External reference: ROSAPlus.
Code references
4. Use as a Rust library
Add the crate via a path or git dependency:
[dependencies]
infotheory = { path = "." }
use infotheory::*;
let h = entropy_rate_bytes(data, 8);
set_default_ctx(InfotheoryCtx::new(
RateBackend::Ctw { depth: 32 },
NcdBackend::default()
));
For multivariate use cases that need high performance, the Rust API provides the low-level control needed for optimized pipelines.
Code references
5. Optional components
This repository includes rwkvzip: an RWKV7-based byte-level neural
compressor and world-model backend. RWKV7 inference is implemented in this project
and can be used locally for rate estimation and MC-AIXI planning.
Training lives in rwkvzip (not in the infotheory crate) and is
gated behind the training feature; the rwkvzip binary will
reject training if built without it.
# Build rwkvzip (inference + CLI)
cargo build -p rwkvzip --release
# Compress/decompress with arithmetic coding (default) or rANS
./target/release/rwkvzip compress input.bin output.rwz --model model.safetensors
./target/release/rwkvzip compress input.bin output.rwz --model model.safetensors -c rans
./target/release/rwkvzip decompress output.rwz restored.bin --model model.safetensors
# Use RWKVZip as an infotheory NCD compressor backend (requires RWKV7 model path)

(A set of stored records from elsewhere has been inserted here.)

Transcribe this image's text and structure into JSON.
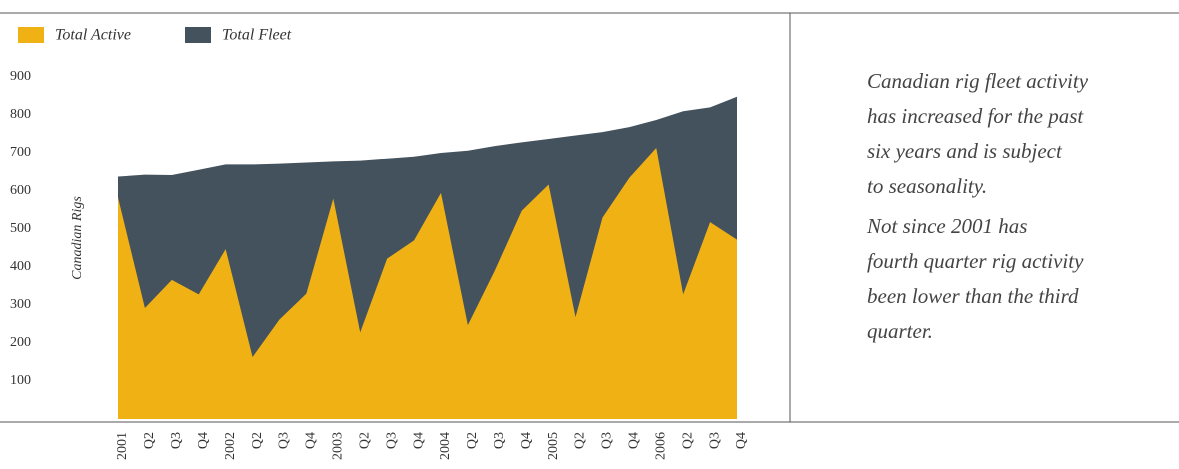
{
  "chart_data": {
    "type": "area",
    "y_label": "Canadian Rigs",
    "categories": [
      "2001",
      "Q2",
      "Q3",
      "Q4",
      "2002",
      "Q2",
      "Q3",
      "Q4",
      "2003",
      "Q2",
      "Q3",
      "Q4",
      "2004",
      "Q2",
      "Q3",
      "Q4",
      "2005",
      "Q2",
      "Q3",
      "Q4",
      "2006",
      "Q2",
      "Q3",
      "Q4"
    ],
    "series": [
      {
        "name": "Total Active",
        "color": "#f0b114",
        "values": [
          583,
          292,
          366,
          328,
          447,
          163,
          262,
          330,
          580,
          228,
          422,
          470,
          595,
          247,
          390,
          548,
          617,
          268,
          530,
          635,
          713,
          328,
          518,
          472
        ]
      },
      {
        "name": "Total Fleet",
        "color": "#44525d",
        "values": [
          638,
          643,
          642,
          656,
          670,
          670,
          672,
          675,
          678,
          680,
          685,
          690,
          700,
          706,
          718,
          728,
          737,
          746,
          755,
          768,
          787,
          810,
          820,
          848
        ]
      }
    ],
    "ylim": [
      0,
      900
    ],
    "yticks": [
      100,
      200,
      300,
      400,
      500,
      600,
      700,
      800,
      900
    ],
    "annotations": [
      [
        "Canadian rig fleet activity",
        "has increased for the past",
        "six years and is subject",
        "to seasonality."
      ],
      [
        "Not since 2001 has",
        "fourth quarter rig activity",
        "been lower than the third",
        "quarter."
      ]
    ]
  }
}
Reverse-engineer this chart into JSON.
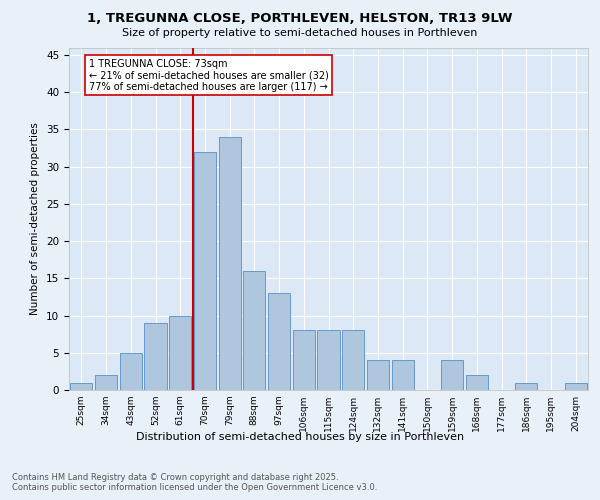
{
  "title_line1": "1, TREGUNNA CLOSE, PORTHLEVEN, HELSTON, TR13 9LW",
  "title_line2": "Size of property relative to semi-detached houses in Porthleven",
  "xlabel": "Distribution of semi-detached houses by size in Porthleven",
  "ylabel": "Number of semi-detached properties",
  "bar_labels": [
    "25sqm",
    "34sqm",
    "43sqm",
    "52sqm",
    "61sqm",
    "70sqm",
    "79sqm",
    "88sqm",
    "97sqm",
    "106sqm",
    "115sqm",
    "124sqm",
    "132sqm",
    "141sqm",
    "150sqm",
    "159sqm",
    "168sqm",
    "177sqm",
    "186sqm",
    "195sqm",
    "204sqm"
  ],
  "bar_values": [
    1,
    2,
    5,
    9,
    10,
    32,
    34,
    16,
    13,
    8,
    8,
    8,
    4,
    4,
    0,
    4,
    2,
    0,
    1,
    0,
    1
  ],
  "bar_color": "#aec6de",
  "bar_edge_color": "#6699cc",
  "highlight_line_color": "#cc0000",
  "annotation_text": "1 TREGUNNA CLOSE: 73sqm\n← 21% of semi-detached houses are smaller (32)\n77% of semi-detached houses are larger (117) →",
  "annotation_box_color": "#ffffff",
  "annotation_box_edge_color": "#cc0000",
  "footer_text": "Contains HM Land Registry data © Crown copyright and database right 2025.\nContains public sector information licensed under the Open Government Licence v3.0.",
  "ylim": [
    0,
    46
  ],
  "background_color": "#e8f0f8",
  "plot_background_color": "#dce8f5",
  "highlight_line_index": 4.5
}
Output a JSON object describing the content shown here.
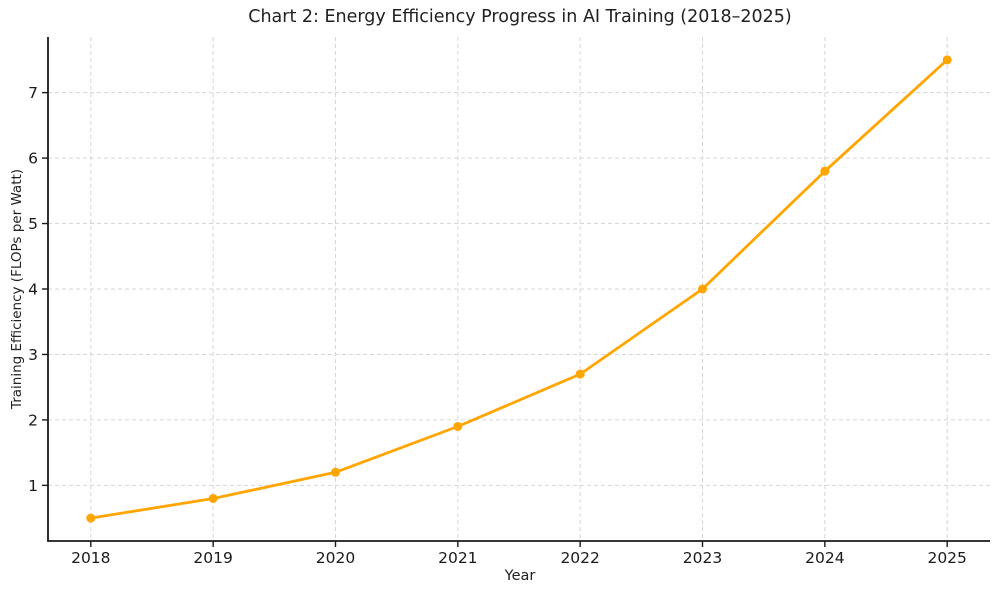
{
  "page": {
    "background_color": "#ffffff"
  },
  "chart_data": {
    "type": "line",
    "title": "Chart 2: Energy Efficiency Progress in AI Training (2018–2025)",
    "xlabel": "Year",
    "ylabel": "Training Efficiency (FLOPs per Watt)",
    "x": [
      2018,
      2019,
      2020,
      2021,
      2022,
      2023,
      2024,
      2025
    ],
    "series": [
      {
        "values": [
          0.5,
          0.8,
          1.2,
          1.9,
          2.7,
          4.0,
          5.8,
          7.5
        ],
        "color": "#FFA500",
        "marker": "circle"
      }
    ],
    "xticks": [
      2018,
      2019,
      2020,
      2021,
      2022,
      2023,
      2024,
      2025
    ],
    "yticks": [
      1,
      2,
      3,
      4,
      5,
      6,
      7
    ],
    "xlim": [
      2017.65,
      2025.35
    ],
    "ylim": [
      0.15,
      7.85
    ],
    "grid": true,
    "grid_style": "dashed",
    "grid_color": "#d6d6d6",
    "axis_color": "#1a1a1a",
    "tick_label_color": "#1a1a1a",
    "legend_position": "none"
  }
}
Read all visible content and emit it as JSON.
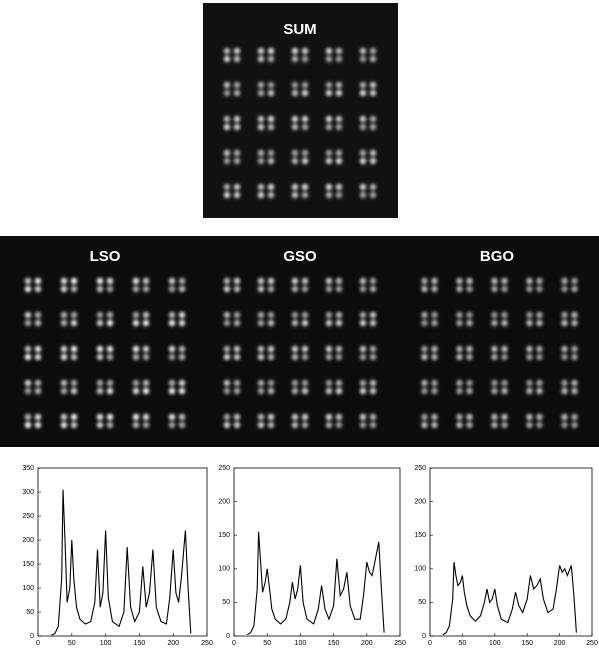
{
  "images": [
    "SUM",
    "LSO",
    "GSO",
    "BGO"
  ],
  "chart_data": [
    {
      "type": "line",
      "color": "#000",
      "x": [
        20,
        25,
        30,
        35,
        37,
        40,
        43,
        47,
        50,
        53,
        57,
        62,
        70,
        78,
        84,
        88,
        92,
        96,
        100,
        104,
        110,
        120,
        127,
        132,
        137,
        143,
        150,
        155,
        160,
        165,
        170,
        175,
        182,
        190,
        195,
        200,
        204,
        208,
        212,
        218,
        222,
        226
      ],
      "values": [
        2,
        5,
        20,
        120,
        305,
        200,
        70,
        100,
        200,
        120,
        60,
        35,
        25,
        30,
        70,
        180,
        60,
        90,
        220,
        80,
        30,
        20,
        50,
        185,
        60,
        30,
        50,
        145,
        60,
        90,
        180,
        60,
        30,
        25,
        80,
        180,
        90,
        70,
        120,
        220,
        100,
        5
      ],
      "xlim": [
        0,
        250
      ],
      "xticks": [
        0,
        50,
        100,
        150,
        200,
        250
      ],
      "ylim": [
        0,
        350
      ],
      "yticks": [
        0,
        50,
        100,
        150,
        200,
        250,
        300,
        350
      ]
    },
    {
      "type": "line",
      "color": "#000",
      "x": [
        20,
        25,
        30,
        35,
        37,
        40,
        43,
        47,
        50,
        53,
        57,
        62,
        70,
        78,
        84,
        88,
        92,
        96,
        100,
        104,
        110,
        120,
        127,
        132,
        137,
        143,
        150,
        155,
        160,
        165,
        170,
        175,
        182,
        190,
        195,
        200,
        204,
        208,
        212,
        218,
        222,
        226
      ],
      "values": [
        2,
        5,
        15,
        70,
        155,
        110,
        65,
        80,
        100,
        75,
        40,
        25,
        18,
        25,
        50,
        80,
        55,
        70,
        105,
        50,
        25,
        18,
        40,
        75,
        40,
        25,
        45,
        115,
        60,
        70,
        95,
        45,
        25,
        25,
        60,
        110,
        95,
        90,
        110,
        140,
        70,
        5
      ],
      "xlim": [
        0,
        250
      ],
      "xticks": [
        0,
        50,
        100,
        150,
        200,
        250
      ],
      "ylim": [
        0,
        250
      ],
      "yticks": [
        0,
        50,
        100,
        150,
        200,
        250
      ]
    },
    {
      "type": "line",
      "color": "#000",
      "x": [
        20,
        25,
        30,
        35,
        37,
        40,
        43,
        47,
        50,
        53,
        57,
        62,
        70,
        78,
        84,
        88,
        92,
        96,
        100,
        104,
        110,
        120,
        127,
        132,
        137,
        143,
        150,
        155,
        160,
        165,
        170,
        175,
        182,
        190,
        195,
        200,
        204,
        208,
        212,
        218,
        222,
        226
      ],
      "values": [
        2,
        5,
        15,
        55,
        110,
        90,
        75,
        80,
        90,
        65,
        45,
        30,
        22,
        30,
        50,
        70,
        50,
        55,
        70,
        45,
        25,
        20,
        40,
        65,
        45,
        35,
        55,
        90,
        70,
        75,
        85,
        55,
        35,
        40,
        70,
        105,
        95,
        100,
        90,
        105,
        60,
        5
      ],
      "xlim": [
        0,
        250
      ],
      "xticks": [
        0,
        50,
        100,
        150,
        200,
        250
      ],
      "ylim": [
        0,
        250
      ],
      "yticks": [
        0,
        50,
        100,
        150,
        200,
        250
      ]
    }
  ]
}
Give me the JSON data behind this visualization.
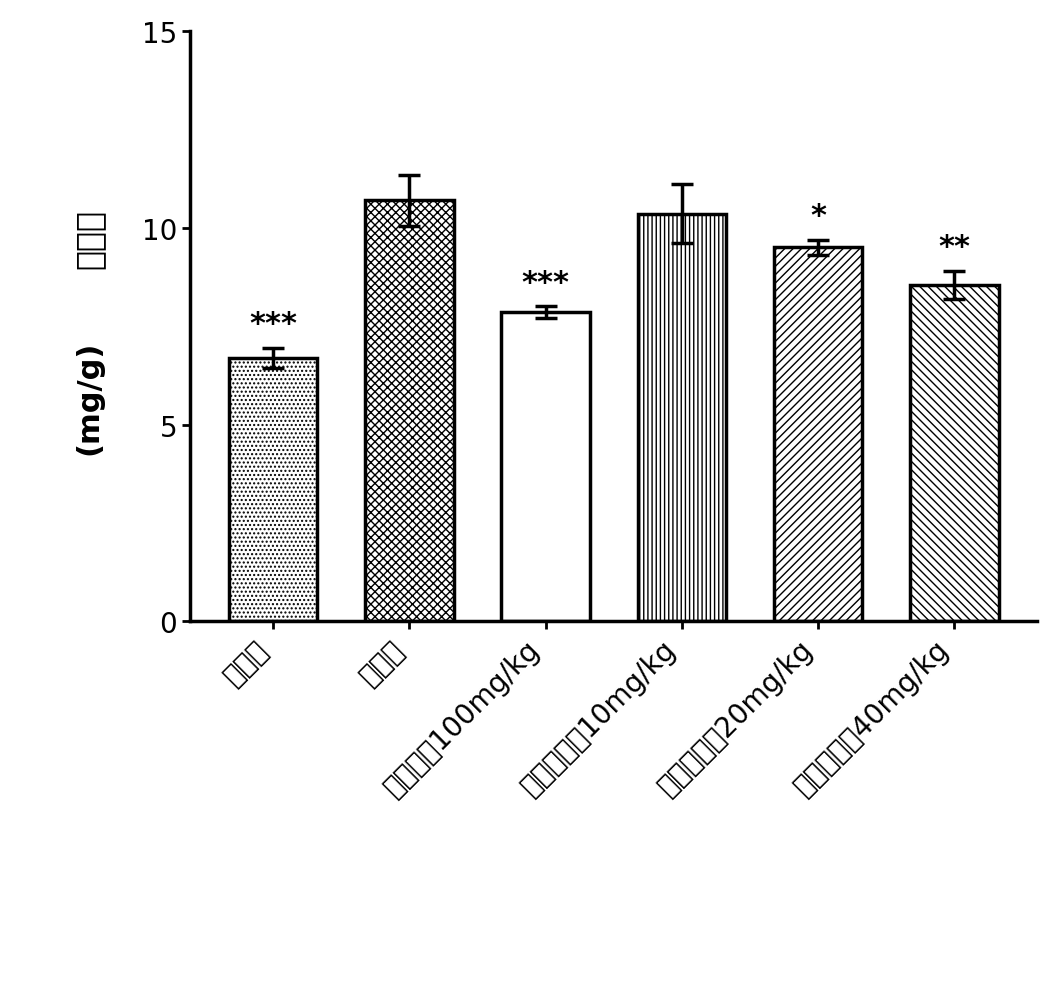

export RWKV7_MODEL_PATH=./rwkvzip/rwkv-10m.safetensors
./target/release/infotheory ncd a.bin b.bin --ncd-backend rwkv7 --method ac
./target/release/infotheory ncd a.bin b.bin --ncd-backend rwkv7 --method rans
# Train (requires rwkvzip built with its training feature; see rwkvzip/Cargo.toml)
./target/release/rwkvzip train --help
Enable with cargo build --release --features vm and provide a kernel
image and rootfs for Firecracker.
VM mode uses nyx-lite + Firecracker (Linux/KVM) with snapshot-based resets and a
shared-memory protocol (OBS/REW/DONE framing). Performance depends on hardware and
guest behavior. Some tests require /dev/kvm and VM image artifacts under
nyx-lite/vm_image (see ./projman.sh init-vm).
Code references
Run lake build and lake exe runner inside ./ite-bench
to validate estimators against oracle truths and identities.